Although both sides had many speakers, the high turnout in support of lockers made an impression.

“I guess I’ve been convinced tonight that (FCMF) Pastor (Steve) Ramer and his group are very invested in seeing that these succeed,” board member Michael Hobbs said during deliberation, “And, I trust them to run this in a manner and to manage it in a manner that’s going to be self-correcting if there are issues in overnight hours.”

Hobbs said the board should not be sidetracked by concerns people brought up about homeless problems in their neighborhoods.


“Those problems clearly have been occurring for a long time, and there’s a lot of reasons for them, not just socioeconomic reasons,” Hobbs said. “(It’s) a failure of the City, in my view, to try and disperse this problem (of homelessness) and not be dealing with it, and I don’t know how we solve that problem, but I don’t think these lockers are a part of the problem. I think they’re part of the solution.”

The board noted the program is a small, prototype project by nature. To add more lockers would require another minor amendment application, City planner Clay Frickey said.

“In the greater scheme of things, (the project) may be a Band-Aid but sometimes you need a Band-Aid, and I think it is a positive thing to have the lockers,” Whitley said.

Pastor Steve Ramer of the Fort Collins Mennonite Fellowship stood before city council on Jan. 16 to testify his support for funding the installation of lockers at his church for homeless use. Council eventually denied the church City funding at the February meeting. (Photo by Olive Ancell | Collegian)

Ramer, the applicant, said the church would vet and interview any potential locker applicants, and loitering would not be permitted near the lockers.
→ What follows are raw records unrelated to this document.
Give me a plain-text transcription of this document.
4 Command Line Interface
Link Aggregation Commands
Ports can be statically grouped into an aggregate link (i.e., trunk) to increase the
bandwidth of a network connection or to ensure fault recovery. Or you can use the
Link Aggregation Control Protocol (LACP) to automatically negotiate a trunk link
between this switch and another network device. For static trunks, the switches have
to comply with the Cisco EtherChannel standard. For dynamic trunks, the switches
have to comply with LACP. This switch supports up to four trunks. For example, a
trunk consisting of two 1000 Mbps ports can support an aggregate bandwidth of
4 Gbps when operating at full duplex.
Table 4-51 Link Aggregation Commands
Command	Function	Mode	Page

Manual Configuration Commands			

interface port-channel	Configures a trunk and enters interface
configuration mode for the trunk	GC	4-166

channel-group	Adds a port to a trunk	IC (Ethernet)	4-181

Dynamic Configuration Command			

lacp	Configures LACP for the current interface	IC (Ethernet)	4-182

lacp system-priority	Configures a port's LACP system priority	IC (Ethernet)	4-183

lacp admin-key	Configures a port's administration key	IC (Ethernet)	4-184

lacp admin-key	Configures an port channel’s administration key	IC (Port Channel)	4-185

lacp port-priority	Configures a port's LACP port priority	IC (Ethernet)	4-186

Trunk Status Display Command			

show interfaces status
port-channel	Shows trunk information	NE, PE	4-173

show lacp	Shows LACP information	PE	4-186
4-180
Project success, to Ramer, would be if all the lockers are used consistently with few rule violations.

“We’re not trying to run an outdoor party space,” Ramer said. “I have been assured time and time again by people who ask me if they can have a locker that they do not want to jeopardize that opportunity.”
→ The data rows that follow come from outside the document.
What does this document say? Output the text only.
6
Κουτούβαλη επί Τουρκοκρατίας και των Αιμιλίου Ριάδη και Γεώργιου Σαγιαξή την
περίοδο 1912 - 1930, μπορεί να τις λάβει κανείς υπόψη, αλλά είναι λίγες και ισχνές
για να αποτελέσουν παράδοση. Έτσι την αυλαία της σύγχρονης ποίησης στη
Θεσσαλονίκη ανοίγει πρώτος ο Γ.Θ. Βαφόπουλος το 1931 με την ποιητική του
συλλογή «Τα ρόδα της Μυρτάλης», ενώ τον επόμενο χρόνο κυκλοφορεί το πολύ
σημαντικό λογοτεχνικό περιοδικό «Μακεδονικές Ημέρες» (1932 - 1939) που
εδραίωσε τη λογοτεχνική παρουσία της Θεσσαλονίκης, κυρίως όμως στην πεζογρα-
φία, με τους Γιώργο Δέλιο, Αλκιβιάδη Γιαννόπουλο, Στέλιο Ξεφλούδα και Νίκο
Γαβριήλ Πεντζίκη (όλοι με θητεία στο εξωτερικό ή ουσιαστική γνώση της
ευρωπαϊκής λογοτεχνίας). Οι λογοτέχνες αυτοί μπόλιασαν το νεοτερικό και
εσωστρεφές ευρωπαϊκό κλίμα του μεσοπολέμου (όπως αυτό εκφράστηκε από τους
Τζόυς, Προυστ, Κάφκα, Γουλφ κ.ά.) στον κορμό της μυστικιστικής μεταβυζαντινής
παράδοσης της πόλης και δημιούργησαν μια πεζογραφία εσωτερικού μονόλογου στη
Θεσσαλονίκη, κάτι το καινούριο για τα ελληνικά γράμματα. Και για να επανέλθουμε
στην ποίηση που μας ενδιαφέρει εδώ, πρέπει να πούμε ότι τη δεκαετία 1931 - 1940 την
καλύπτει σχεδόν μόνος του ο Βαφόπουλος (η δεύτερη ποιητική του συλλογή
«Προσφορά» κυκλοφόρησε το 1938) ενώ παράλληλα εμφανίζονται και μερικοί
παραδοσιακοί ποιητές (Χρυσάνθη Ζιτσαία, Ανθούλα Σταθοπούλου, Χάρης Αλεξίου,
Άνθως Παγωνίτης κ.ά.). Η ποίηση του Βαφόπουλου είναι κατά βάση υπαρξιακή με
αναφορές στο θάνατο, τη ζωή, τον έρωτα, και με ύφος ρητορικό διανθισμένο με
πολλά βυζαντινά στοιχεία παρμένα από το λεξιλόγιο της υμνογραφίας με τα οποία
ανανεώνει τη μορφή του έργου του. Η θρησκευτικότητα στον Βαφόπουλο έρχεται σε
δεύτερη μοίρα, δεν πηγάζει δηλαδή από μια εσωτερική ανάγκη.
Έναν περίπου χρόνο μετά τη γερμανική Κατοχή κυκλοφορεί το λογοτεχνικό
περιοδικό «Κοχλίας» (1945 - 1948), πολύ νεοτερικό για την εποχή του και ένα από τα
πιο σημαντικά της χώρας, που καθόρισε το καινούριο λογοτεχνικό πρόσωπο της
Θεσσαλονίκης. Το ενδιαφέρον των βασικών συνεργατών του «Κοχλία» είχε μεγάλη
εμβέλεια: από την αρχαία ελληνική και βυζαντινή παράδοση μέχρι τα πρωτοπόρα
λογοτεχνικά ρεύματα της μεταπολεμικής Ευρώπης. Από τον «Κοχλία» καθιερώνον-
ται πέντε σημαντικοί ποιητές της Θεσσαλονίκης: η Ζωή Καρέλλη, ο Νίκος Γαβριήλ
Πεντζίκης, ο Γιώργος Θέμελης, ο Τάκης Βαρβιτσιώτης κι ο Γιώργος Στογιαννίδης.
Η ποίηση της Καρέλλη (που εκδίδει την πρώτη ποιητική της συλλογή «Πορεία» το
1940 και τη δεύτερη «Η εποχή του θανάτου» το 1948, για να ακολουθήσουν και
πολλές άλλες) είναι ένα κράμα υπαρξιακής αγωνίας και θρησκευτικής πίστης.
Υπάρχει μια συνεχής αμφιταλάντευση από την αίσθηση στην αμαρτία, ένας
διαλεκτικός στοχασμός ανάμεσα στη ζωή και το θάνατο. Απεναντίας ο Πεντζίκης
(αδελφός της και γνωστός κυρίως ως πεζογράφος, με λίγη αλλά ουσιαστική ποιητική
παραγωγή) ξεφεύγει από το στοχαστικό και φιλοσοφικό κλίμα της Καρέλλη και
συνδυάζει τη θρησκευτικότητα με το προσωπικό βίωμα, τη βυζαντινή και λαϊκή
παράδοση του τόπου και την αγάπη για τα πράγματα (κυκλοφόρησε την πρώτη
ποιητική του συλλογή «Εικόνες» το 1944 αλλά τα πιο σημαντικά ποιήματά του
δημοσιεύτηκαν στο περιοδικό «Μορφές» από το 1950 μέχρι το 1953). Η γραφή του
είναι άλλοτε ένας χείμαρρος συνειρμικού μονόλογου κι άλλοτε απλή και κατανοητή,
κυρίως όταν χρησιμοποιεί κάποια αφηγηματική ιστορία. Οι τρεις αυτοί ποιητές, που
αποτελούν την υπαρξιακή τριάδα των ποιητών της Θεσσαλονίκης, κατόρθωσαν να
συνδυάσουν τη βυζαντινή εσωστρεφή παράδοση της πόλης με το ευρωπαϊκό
The church was already prepared to adhere to other staff conditions such as additional lighting and having a 24/7 contact for the lockers, said ACLU lawyer Andy Peters, who represented Ramer at the meeting. However, Peters said adhering to the staff’s supervision and time limit conditions would essentially “kill the project.”

Since the board could not find a convincing connection in the land use code to restrict locker operating hours or require constant supervision, those conditions were not included upon approval.

“I really appreciated the comments from the board members and their interpretation of the land use code,” said Lynn Thompson of the Fort Collins Homeless Coalition after the meeting. “It seemed like they really understood the value of the lockers.”

With his application approved, Ramer said he plans to start getting the lockers fully set up and grounded over the next few days. He will also be working with City staff to handle any aesthetic concerns, which member Jeff Hansen emphasized during the meeting.

“(The lockers) will mean something to a number of people,” Ramer said. “The fact that they’ll have a place to put their things that is safe, they won’t have to carry it around–it will make a difference in the lives of some individuals, and that’s what, in the end, matters.”